Теперь очередь офицерика хлопать ресницами, благо, они у него с длинными, как у девушки, ресницами. Да ещё испуганный вид моей дочери… В это время из-за нашей спины слышим женский голос:

— Похоже, господин Ковалёв, что этот господин со столь юной спутницей, из Североамериканских Штатов или Британии. Говорит он на британском наречии, только с непонятным акцентом.

Резко разворачиваюсь — передо мной действительно дама лет тридцати пяти, даже, пожалуй, ближе к сорока, прилично одетая.

— Вы понимаете, меня леди?

Одновременно сдёргиваю шляпу, склоняя голову в поклоне. Дама принимает величественную позу:

— Княгиня Шаховская, Екатерина Петровна, сударь. Или сэр?

Облегчённо улыбаюсь:

— Лекс Торвальд, леди, и моя дочь — Лиэй.

…Ну а чего скрывать то? Да и девочка может запутаться… Продолжаю фразу:

— Из Новой Зеландии. Остров Те Ва́и Пау́наму. У меня небольшое дело, а поскольку моей дочурке доктора прописали отвлечься от обыденности, то мы с ней путешествуем по миру. И сейчас попали в Россию.

И без всякого перехода:

— Что хотят от нас эти военные?

Дама устало вздыхает:

— Проверить ваши документы, мистер Торвальд. Уж слишком вы выделяетесь среди всех.
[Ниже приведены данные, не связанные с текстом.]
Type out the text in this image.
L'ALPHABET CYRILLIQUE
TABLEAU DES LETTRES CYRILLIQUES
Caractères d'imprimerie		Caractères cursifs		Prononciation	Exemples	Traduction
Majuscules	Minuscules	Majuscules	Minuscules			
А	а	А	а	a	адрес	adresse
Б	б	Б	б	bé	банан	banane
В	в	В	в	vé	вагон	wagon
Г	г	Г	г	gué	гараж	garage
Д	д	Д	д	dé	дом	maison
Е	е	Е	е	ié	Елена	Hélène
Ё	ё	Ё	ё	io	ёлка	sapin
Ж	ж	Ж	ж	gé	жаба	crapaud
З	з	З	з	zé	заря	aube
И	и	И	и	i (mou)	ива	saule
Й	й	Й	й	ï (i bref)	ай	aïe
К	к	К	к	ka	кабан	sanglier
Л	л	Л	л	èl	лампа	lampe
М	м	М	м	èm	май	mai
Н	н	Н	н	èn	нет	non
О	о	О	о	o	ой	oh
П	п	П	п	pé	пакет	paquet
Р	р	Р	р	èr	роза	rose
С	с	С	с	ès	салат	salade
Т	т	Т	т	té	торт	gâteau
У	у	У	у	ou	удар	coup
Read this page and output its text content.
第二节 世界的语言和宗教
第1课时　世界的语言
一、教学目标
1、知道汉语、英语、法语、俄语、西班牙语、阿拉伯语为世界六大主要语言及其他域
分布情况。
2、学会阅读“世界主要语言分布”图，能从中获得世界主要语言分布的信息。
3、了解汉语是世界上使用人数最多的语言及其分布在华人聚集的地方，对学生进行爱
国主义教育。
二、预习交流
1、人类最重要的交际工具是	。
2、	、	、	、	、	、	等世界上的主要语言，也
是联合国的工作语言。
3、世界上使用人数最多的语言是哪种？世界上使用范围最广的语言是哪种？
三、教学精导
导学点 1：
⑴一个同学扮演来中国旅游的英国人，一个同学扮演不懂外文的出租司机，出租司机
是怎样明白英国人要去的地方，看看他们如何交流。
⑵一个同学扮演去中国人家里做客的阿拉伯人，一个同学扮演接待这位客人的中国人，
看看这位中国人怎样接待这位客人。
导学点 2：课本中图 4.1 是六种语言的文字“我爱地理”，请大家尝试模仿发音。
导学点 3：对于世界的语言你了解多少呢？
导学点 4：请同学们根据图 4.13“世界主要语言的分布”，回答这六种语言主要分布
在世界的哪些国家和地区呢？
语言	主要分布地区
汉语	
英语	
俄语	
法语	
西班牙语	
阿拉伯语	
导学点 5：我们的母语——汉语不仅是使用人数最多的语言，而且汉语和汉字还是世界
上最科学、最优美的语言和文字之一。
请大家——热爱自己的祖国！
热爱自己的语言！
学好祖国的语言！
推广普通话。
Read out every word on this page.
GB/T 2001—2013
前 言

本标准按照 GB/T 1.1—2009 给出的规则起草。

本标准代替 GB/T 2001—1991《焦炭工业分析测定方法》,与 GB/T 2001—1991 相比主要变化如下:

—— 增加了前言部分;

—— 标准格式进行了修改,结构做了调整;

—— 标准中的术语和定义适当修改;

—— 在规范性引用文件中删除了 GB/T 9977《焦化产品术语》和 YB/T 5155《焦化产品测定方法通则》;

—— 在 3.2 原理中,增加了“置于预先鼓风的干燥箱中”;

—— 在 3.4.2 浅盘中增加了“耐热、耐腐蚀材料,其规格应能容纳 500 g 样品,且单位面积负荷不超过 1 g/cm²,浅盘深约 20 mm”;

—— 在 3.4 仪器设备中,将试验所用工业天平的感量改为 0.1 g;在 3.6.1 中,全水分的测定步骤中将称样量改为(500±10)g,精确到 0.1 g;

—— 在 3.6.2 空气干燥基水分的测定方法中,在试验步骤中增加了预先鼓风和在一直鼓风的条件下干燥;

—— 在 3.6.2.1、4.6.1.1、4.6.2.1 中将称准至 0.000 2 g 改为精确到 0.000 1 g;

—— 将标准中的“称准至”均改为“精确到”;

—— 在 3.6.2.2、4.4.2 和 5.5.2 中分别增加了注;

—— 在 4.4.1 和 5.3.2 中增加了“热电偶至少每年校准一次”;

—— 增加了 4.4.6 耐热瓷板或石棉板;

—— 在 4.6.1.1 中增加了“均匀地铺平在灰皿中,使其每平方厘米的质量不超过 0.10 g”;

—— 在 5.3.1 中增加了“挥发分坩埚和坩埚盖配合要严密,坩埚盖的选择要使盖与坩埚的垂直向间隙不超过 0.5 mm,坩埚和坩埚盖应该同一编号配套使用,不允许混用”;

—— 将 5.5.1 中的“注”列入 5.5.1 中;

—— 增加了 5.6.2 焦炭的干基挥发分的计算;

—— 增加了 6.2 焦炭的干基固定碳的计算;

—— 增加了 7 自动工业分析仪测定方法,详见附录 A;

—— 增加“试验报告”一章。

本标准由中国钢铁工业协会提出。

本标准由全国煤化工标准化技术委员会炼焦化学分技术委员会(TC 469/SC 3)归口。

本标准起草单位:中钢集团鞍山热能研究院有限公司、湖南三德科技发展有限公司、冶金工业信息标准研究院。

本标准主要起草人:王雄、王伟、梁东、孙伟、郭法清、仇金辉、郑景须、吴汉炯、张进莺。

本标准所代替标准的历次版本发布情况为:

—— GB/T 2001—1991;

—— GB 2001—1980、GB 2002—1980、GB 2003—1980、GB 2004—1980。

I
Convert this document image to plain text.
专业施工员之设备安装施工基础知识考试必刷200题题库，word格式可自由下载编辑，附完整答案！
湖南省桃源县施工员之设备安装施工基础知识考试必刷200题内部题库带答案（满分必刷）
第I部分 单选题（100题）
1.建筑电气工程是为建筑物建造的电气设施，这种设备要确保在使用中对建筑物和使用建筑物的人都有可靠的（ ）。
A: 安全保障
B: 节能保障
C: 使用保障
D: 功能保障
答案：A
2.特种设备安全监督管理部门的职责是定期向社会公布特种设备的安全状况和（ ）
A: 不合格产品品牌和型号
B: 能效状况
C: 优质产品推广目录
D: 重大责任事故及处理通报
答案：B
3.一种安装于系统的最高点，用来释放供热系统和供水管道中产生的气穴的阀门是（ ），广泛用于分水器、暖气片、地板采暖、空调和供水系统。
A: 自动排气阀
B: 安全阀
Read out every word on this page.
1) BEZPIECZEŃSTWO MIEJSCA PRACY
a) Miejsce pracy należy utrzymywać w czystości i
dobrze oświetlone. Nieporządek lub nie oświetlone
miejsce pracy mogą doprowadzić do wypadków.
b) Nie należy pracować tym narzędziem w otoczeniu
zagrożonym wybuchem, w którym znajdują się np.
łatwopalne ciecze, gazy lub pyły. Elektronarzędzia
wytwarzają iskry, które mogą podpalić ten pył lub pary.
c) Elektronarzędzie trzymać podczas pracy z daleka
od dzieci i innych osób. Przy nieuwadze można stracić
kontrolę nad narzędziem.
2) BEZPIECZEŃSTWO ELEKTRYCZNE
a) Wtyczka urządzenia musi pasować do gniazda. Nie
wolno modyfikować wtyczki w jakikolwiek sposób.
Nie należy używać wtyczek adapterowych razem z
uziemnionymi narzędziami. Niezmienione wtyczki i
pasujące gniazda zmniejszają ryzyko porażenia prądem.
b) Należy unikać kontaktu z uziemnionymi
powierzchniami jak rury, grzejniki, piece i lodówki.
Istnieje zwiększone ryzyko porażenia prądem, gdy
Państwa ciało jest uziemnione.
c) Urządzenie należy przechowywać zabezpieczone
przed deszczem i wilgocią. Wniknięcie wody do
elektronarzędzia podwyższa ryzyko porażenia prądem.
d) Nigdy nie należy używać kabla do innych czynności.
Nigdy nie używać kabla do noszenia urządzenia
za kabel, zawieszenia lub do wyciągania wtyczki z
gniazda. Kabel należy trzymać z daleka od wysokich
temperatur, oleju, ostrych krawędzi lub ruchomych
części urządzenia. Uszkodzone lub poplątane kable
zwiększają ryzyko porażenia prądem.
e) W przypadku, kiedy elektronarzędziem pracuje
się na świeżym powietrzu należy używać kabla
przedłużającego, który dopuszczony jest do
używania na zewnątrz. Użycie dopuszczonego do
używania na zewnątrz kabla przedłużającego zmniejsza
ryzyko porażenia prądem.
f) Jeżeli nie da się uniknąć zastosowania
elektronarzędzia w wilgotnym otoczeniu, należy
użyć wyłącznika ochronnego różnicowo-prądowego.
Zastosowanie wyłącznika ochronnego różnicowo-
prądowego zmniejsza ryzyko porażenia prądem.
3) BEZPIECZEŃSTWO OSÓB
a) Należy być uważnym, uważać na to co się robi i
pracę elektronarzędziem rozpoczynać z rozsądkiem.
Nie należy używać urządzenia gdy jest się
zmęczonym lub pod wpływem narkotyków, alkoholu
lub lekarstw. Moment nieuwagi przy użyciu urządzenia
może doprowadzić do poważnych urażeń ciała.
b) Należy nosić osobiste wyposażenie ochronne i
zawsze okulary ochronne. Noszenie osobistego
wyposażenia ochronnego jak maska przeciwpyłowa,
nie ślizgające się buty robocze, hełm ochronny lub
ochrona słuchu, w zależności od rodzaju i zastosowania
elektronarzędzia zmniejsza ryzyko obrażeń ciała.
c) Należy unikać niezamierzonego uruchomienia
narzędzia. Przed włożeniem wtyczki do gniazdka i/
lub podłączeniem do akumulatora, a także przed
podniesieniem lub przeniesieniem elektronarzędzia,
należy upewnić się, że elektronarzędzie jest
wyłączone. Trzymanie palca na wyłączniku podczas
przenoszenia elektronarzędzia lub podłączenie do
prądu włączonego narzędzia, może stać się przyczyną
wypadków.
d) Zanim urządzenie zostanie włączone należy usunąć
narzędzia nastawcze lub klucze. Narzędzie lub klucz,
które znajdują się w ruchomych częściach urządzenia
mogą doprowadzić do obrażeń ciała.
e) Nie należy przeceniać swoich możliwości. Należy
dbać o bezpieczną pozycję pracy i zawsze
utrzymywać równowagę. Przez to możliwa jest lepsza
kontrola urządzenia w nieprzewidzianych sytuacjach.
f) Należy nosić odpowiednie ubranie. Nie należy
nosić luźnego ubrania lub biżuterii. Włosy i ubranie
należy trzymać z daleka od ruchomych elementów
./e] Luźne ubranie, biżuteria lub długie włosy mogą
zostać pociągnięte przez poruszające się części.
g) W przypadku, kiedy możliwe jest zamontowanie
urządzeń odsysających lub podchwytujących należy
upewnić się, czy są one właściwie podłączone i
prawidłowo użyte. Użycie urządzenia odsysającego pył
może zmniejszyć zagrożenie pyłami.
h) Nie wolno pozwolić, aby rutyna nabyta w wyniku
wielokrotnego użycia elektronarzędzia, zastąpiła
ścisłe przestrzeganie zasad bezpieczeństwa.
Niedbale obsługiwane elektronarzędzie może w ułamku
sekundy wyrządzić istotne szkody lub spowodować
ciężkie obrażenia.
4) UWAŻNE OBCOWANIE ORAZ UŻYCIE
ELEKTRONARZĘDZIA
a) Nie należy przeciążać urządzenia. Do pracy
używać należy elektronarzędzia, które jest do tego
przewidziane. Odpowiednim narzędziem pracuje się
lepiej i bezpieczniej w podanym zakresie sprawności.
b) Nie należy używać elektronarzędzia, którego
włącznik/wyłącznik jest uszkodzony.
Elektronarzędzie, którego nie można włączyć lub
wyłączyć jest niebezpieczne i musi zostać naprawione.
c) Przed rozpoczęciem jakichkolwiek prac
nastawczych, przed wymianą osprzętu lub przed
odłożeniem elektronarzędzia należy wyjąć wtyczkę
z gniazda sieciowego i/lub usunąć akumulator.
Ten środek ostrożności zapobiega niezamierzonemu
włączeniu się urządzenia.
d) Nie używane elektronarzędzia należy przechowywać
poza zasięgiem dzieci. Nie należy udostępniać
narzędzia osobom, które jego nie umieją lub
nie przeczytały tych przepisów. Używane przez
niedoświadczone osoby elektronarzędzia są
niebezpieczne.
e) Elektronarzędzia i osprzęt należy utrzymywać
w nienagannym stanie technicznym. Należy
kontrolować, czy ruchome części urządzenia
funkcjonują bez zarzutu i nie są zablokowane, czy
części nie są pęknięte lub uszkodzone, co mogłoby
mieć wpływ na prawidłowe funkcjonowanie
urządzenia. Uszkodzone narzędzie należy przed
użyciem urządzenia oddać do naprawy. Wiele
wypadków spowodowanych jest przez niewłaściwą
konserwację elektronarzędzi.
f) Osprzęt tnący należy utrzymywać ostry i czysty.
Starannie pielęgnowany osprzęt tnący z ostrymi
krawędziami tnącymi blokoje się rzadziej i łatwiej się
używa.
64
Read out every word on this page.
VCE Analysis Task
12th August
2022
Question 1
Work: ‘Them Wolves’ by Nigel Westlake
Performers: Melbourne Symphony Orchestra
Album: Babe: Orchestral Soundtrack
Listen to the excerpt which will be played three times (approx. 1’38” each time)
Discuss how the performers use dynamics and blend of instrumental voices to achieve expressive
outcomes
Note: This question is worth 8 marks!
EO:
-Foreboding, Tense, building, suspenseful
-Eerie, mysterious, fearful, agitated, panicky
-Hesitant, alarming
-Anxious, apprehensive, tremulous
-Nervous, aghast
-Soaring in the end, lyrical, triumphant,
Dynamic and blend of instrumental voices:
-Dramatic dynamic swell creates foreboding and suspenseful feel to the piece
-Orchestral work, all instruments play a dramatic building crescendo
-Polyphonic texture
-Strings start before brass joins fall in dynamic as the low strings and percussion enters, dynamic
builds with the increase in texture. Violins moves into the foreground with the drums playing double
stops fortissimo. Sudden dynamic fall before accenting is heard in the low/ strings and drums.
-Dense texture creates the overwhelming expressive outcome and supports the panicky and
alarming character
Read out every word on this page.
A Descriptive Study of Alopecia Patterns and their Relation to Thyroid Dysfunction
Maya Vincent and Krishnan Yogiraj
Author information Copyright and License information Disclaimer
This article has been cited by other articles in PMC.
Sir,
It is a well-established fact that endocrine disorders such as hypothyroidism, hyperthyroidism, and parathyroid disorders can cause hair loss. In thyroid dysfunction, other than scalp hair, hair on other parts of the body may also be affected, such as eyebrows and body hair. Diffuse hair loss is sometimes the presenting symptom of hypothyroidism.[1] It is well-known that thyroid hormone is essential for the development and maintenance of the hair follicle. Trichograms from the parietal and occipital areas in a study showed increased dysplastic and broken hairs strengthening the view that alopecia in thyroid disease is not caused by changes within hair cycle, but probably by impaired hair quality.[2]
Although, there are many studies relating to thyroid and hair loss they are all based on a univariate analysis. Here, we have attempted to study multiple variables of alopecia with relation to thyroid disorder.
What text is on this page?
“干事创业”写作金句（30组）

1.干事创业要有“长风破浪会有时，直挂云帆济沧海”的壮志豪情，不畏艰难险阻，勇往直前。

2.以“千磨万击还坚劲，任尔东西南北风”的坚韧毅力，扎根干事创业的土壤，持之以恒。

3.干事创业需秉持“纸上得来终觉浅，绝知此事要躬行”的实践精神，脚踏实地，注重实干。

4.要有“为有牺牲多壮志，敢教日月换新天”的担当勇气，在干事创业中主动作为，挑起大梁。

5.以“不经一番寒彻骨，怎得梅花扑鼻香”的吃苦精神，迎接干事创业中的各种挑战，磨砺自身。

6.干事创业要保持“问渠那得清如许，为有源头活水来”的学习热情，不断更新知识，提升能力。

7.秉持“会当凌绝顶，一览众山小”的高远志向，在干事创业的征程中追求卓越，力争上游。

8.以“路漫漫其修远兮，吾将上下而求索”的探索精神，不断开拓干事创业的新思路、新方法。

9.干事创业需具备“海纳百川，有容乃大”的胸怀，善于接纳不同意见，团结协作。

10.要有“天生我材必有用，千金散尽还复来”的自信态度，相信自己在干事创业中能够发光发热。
Кивает чуть в сторону — верно, вокруг нас уже собралась целая толпа любопытствующих. Торопливо лезу в карман жилетки, вытаскиваю оттуда ужасно большой и неуклюжий документ. Протягиваю бумаги прапорщику, тот вчитывается в готические буквы, пытаясь понять, и в дело вновь вступает любезная княгиня:

— Господин из Новой Зеландии. У него какой-то остров с совершенно непроизносимым названием, милостливый государь. Его дочери врачи прописали смену впечатлений, и они путешествуют по всему миру.

Прапорщик настороженно смотрит на меня:

— Когда вы прибыли, и почему не встали на учёт у военного коменданта?

Слушаю перевод, затем вздыхаю:

— Вы, русские, ужасно подозрительны. Прибыл я в данный город двадцать минут назад. Мой авто сейчас будет. Поэтому встать на учёт я не успел. И, к тому же, я гражданин другого государства, не имеющего дипломатических отношений ни с прежней Россией, ни с новыми.

К моему удивлению, Екатерина Петровна переводит сказанное мной очень точно, и прапорщик чуть краснеет, когда слышит — новые России-. Сильно я его уколол. Очень сильно. Он сухо возвращает мне документы, берёт было под козырёк, потом спохватывается:

— Надолго в наши края?

Едва не прокалываюсь, но хватает выдержки дождаться перевода княгини, и только потом ответить:

— Два, максимум, три дня. Потом едем в Стамбул. За нами придёт корабль.

Прапорщик вновь кивает, а я расшаркиваюсь перед леди:

— Благодарю вас за помощь, уважаемая княгиня. Могу ли я вас чем-нибудь отблагодарить? Скажем, пригласит с нами отобедать?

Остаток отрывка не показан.